Example 1 A latex is made from the following components: Chloroprene 100 parts Sulfur 0.01 Iodoform 0.1 Wood rosin (c) "1.5 Dimerized Linoleic acid (a) 0.3 Potassium salt of the condensate of formaldehyde and alkylnaphthalenesulfonic acid (b) 1.5 "water 60 potassium hydroxide 1.1 a) Essentially a dibasic C36 acid, obtained by polymerizing linoleic acid. The dimer content is about 75%, the trimer content about 22% and the monomer content about 3.

This acid is commercially available under the name "Empol 1022" (Manufacturer Emery Industries, Inc.).

b) The one commercially available under the name "Daxad 11 KLS" iii material (made by W.R. Grace and Co.) is used. This potassium salt of the condensate of formaldehyde and alkylnaphthalenesulfonic acid is in the presence of wild acids and alkali compounds are stable. It has practically no tendency to foam. Its pH (1% solution at 220C) is 7 to 8.5. The amount in Share is based on the active ingredient.

c) X-type rosin obtained from wood is used (manufacturer Heyden-Newport Chem. Industries Division ef Tenneco).

The catalyst solution is an aqueous solution containing 5% potassium persulfate and 0.125% sodium 2-anthraquinone sulfate. The polymerization is at 450C carried out. After the polymerization, the following solution is added: potassium salt of wood rosin (d) 2.5 diethanolamine 1.0 water 2.3 d) The product is used the trade name t'Dresinate 91 ", the potassium salt of processed wood resin (Manufactured by Hercules, Inc.) During the polymerization, the following peak viscosity and the following solids content of the final latex was determined: Viscosity 126 cP solids content 59.7% coagulate is not found.

Example 2 The experiment described in Example 1 is repeated with the difference that 0.1 part of potassium tripolyphosphate before emulsification and Polymerization can be dissolved in water.

Peak viscosity 192 cP solids content 59.5% After 9 days neither coagulate nor sedimentation was found.

Example 3 The experiment described in Example 1 is repeated with the difference that 2.0 parts of the potassium salt of the condensate of formaldehyde and alkylnaphthalenesulfonic acid can be used.

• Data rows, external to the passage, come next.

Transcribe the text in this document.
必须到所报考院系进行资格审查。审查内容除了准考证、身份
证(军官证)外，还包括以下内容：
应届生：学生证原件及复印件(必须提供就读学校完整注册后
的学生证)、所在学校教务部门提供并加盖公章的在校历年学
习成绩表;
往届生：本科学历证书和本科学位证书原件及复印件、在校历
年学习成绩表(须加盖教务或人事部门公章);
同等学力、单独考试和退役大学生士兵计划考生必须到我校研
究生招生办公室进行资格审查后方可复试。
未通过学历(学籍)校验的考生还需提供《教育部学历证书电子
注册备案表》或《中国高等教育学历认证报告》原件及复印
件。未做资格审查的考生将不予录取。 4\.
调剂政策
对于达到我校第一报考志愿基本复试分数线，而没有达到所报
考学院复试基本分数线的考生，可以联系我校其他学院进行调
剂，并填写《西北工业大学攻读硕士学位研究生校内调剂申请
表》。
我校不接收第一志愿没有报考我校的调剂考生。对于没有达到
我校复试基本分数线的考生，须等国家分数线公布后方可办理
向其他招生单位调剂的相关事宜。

Peak viscosity 100 cP solids content 59.7% After the latex If left to stand for 84 days without agitation, neither coagulum nor sedimentation will appear established.

Claims (3)

Patent Claims Process for the direct polymerization of chloroprene into too high a solids content Latices in an alkaline aqueous emulsion containing 55 to 90 parts of water, in the presence of potassium or mixed sodium and potassium salts of a) resin acids, b) formaldehyde-naphthalenesulfonic acid condensates and c) polymerized unsaturated Fatty acids according to patent (patent application P 17 95 377.4), characterized in that that the emulsions are potassium salts or mixed sodium and potassium salts of a) about 1.5 parts of a rosin obtained from wood, b) about 1.5 to 2 parts of one Formaldehyde-naphthalenesulfonic acid condensate and c) about 0,) parts of a polymerized Contain unsaturated fatty acids, all parts being parts by weight per 100 Refer to parts by weight of the monomer. 2) Method according to claim 1, characterized in that as Salts in the emulsion that use potassium salts. 3) Method according to claim 1, characterized in that as rosin derived from wood, an "N-type" or wNancy "rosin used.